When business owners go looking for productivity boosters, they're generally thinking of small changes that can help them squeeze more essential business tasks into their days. In other words, tricks and techniques that will speed up their work. But what if the truth was that in order to reach maximum velocity in completing tasks you first had to slow way, way down?
That's the counterintuitive idea behind a practice called "Morning Pages" introduced by Julia Cameron in her book The Artist's Way. Just as you'd suspect from the name, the idea is, basically, to pause each morning to do some writing before you jump into your day. What might shock you is how and how much. Cameron insists that three pages, written out in longhand, are ideal.
Artistry not required
Before you panic at the idea and start experiencing traumatic flashbacks to college essay exams and little blue books, keep in mind that this notion isn't just the ranting of one out-of-touch artist. We'll come to enthusiastic endorsements from several entrepreneurs in a bit. But first it's important to understand what Morning Pages is and isn't.
First, these pages need not be well written or artistic in the slightest. In fact, they'll probably be utterly banal and perhaps annoyingly whiny. As Cameron explains on her website, "There is no wrong way to do Morning Pages--they are not high art. They are not even 'writing.' They are about anything and everything that crosses your mind--and they are for your eyes only... Do not over-think Morning Pages: just put three pages of anything on the page." If that's a reminder to buy kitty litter, great. If it takes the form of a less-than-pleasant grumble about your least congenial client, also fine.
If the content is so utterly boring, what's the point of brain dumping random nonsense as soon as you get up in the morning? Apparently, even though the content is less than compelling, the effects of Morning Pages can be profound. Take it from Chris Winfield, an entrepreneur who was initially skeptical of the idea but has since become a convert.
He confesses his first response to the idea was, "Is she crazy? How the heck am I supposed to find the time to sit down and write out three pages each morning?" but since taking up the practice he claims it has become an essential way to clear his mind, unleash creative ideas, and quiet his inner critic, reducing his anxiety.

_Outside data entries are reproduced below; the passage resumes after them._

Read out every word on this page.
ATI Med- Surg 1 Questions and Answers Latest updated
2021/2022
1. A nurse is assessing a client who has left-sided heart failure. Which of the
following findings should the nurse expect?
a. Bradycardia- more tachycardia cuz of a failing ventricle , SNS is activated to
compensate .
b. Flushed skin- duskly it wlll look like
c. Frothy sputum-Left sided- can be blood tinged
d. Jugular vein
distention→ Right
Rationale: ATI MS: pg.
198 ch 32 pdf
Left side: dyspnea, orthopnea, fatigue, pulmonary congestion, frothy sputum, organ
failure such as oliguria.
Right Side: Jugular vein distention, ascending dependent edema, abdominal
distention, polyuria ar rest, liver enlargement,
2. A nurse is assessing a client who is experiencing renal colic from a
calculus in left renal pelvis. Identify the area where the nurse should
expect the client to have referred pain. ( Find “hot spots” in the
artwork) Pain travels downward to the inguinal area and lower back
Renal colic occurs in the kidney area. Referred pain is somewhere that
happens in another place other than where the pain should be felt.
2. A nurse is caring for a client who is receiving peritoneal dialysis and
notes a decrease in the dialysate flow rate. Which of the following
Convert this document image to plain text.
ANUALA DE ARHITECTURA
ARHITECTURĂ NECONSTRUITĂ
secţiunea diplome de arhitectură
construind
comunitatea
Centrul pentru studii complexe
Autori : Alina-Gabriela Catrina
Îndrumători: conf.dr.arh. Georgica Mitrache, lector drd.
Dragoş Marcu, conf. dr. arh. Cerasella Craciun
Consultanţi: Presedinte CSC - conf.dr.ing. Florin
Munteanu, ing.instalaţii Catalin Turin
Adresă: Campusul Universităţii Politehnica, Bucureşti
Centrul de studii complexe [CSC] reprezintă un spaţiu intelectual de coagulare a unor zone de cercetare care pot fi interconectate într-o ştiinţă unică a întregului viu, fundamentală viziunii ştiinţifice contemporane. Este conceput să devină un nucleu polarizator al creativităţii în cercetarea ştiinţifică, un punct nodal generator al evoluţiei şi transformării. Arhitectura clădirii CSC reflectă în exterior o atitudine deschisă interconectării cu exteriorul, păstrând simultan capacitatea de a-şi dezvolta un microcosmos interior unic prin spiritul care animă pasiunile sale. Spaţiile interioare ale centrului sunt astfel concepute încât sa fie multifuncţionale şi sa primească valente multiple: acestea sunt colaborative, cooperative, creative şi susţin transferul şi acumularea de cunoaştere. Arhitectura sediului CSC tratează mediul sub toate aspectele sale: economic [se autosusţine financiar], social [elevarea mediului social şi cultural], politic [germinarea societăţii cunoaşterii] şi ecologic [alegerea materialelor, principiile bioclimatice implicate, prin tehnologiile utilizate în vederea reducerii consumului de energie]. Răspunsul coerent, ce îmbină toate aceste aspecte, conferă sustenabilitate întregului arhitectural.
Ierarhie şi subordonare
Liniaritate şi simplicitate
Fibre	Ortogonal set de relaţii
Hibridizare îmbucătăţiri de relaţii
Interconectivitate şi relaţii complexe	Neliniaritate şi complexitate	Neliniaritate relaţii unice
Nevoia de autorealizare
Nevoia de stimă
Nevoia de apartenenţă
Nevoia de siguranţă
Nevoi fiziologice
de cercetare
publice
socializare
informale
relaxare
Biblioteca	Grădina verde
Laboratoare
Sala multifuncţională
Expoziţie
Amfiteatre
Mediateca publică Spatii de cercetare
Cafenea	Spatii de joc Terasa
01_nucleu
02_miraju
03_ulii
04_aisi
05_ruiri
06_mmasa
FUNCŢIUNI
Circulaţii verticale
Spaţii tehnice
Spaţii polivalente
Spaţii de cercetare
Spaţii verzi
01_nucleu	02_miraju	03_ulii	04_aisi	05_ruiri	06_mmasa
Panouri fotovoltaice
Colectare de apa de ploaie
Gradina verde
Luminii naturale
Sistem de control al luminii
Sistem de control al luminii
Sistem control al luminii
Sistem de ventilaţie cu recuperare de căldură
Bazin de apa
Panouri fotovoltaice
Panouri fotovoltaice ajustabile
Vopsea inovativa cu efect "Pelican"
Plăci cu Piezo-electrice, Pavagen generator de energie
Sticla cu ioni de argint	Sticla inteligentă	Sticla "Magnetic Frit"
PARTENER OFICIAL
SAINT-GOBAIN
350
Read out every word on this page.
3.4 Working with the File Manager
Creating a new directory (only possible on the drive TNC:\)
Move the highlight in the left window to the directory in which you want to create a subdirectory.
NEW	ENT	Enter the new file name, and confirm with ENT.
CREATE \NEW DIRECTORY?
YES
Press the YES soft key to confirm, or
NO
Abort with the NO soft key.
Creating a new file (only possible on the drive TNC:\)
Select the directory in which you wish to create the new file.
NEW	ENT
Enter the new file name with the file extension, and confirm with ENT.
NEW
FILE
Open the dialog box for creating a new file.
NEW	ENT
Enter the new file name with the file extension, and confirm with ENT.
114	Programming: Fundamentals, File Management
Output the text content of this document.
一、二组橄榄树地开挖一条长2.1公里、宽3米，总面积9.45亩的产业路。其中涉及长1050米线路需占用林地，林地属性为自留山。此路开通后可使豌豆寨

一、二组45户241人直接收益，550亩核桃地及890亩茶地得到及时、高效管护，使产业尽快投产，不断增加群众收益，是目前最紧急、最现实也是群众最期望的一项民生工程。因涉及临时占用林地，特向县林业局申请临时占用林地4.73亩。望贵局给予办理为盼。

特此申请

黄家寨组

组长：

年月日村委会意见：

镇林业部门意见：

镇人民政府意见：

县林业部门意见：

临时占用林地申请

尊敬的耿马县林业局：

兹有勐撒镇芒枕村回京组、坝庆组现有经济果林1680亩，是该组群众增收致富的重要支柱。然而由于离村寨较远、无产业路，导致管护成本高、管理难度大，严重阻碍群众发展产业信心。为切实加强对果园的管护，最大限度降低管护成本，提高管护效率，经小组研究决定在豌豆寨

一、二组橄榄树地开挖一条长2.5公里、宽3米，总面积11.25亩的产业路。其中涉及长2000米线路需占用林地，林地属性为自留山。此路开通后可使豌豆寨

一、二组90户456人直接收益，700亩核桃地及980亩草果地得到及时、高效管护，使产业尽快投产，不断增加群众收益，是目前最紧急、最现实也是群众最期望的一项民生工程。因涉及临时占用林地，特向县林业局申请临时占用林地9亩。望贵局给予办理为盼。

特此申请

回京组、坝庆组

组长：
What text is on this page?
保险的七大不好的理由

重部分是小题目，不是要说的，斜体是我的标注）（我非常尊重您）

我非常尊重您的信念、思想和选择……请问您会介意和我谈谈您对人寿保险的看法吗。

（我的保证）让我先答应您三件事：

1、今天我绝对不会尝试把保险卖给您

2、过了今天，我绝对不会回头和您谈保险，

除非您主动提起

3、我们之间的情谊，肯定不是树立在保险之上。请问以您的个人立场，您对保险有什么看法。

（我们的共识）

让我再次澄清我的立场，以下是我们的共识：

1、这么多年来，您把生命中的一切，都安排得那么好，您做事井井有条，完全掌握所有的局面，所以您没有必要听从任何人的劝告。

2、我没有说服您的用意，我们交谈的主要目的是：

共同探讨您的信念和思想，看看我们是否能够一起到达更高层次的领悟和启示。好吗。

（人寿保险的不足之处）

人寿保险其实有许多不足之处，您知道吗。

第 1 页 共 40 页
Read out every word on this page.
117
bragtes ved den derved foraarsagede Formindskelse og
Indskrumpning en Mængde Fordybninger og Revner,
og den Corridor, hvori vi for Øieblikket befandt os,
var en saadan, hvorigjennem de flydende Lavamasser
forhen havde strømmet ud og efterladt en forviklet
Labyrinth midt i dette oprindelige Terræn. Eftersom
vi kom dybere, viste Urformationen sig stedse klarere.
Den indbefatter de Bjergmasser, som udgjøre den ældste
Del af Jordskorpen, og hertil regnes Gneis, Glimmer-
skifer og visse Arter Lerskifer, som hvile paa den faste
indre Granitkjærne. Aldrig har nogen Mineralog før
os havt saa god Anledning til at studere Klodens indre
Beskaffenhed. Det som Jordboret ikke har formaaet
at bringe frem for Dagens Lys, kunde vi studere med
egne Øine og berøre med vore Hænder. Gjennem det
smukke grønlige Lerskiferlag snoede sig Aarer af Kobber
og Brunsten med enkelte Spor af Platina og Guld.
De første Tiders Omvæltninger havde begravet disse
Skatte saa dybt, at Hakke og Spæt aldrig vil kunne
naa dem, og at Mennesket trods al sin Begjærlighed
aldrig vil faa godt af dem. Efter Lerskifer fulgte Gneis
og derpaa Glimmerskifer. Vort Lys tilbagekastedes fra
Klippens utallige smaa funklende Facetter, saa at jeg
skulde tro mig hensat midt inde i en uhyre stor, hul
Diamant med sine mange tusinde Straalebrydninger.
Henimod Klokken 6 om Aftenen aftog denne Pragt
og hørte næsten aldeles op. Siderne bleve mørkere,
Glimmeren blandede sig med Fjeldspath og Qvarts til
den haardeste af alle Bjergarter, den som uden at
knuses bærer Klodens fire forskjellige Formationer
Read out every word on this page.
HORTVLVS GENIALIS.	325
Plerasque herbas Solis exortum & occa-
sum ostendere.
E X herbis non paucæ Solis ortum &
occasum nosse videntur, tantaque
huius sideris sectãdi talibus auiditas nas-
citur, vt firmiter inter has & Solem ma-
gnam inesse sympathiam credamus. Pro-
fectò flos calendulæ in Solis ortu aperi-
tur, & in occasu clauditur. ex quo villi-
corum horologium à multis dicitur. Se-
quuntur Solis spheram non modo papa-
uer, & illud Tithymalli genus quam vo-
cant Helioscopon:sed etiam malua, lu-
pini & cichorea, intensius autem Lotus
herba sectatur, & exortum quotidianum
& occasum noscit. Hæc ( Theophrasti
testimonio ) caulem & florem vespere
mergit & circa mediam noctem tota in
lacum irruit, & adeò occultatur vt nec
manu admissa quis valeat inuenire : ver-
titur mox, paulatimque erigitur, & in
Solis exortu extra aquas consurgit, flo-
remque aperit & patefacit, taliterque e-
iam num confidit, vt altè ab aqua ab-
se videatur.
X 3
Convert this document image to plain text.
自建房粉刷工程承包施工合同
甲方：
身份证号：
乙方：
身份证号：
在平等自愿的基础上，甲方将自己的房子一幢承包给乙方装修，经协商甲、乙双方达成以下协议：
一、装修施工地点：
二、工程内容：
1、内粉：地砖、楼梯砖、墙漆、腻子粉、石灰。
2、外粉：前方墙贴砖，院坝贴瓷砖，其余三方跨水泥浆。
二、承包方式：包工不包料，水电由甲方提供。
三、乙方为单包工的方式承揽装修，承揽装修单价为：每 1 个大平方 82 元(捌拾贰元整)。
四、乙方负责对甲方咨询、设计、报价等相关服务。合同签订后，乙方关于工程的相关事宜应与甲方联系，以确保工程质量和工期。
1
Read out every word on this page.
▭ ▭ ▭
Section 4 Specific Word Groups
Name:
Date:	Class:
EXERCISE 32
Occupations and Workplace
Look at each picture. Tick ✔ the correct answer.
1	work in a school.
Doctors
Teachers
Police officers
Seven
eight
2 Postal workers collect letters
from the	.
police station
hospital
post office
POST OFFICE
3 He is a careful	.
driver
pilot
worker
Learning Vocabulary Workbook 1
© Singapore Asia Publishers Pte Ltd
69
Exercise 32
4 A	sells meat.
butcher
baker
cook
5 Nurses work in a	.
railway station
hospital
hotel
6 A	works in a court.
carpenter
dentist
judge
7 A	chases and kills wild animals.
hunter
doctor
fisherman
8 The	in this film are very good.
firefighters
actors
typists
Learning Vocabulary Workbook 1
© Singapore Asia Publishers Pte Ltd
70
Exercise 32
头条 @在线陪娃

He's not the only one. Tumble Design co-founder Nicky Hajal wholeheartedly agrees. "For years I've wanted to write daily but been unable to. The proof is five or six journals filled with just a single entry. Then, I came across Morning Pages," he writes. "They work incredibly well and have had a huge impact on me."
Among the benefits is the ability to stop pointless, circular worrying. "Have you noticed that when something is on your mind you seem to go over it again and again and again?" he asks. "I call these brain loops, and they're devastating to actually accomplishing important tasks... I can't explain it, but the moment you take a thought and type it out, it simply feels wrong to loop through that thought process again. Your brain moves on to other things."
Still not convinced? Inspiration-focused site The Bulb concurs as well: "Morning pages had the most profound effect... My pages would make hideously boring reading for anyone who chose to snoop, but somehow, it works. It clears the detritus from my brain and allows the bubbles of inspiration to float to the surface."
Maybe all this lavish praise has piqued your curiosity. Maybe you're thinking of giving Morning Pages a try, but you're also pondering cutting one itsy-bitsy corner. Longhand, you're probably thinking, really? Yup, insists Winfield. This is one area of life where the pen still rules.
"You figure that you can get it done faster (since you type so much faster then you write). Don't do this," he insists, calling velocity the enemy and praising the slowness of actually writing things out by hand. "Writing by computer is a more emotionally detached practice. It helps keep our Inner Critic alive and well, since we are so easily able to go back and fix our mistakes. It yields us speed and distance, but not the depth that we are looking for," Winfield concludes.
Are you thinking of digging out a notebook and giving Morning Pages a try?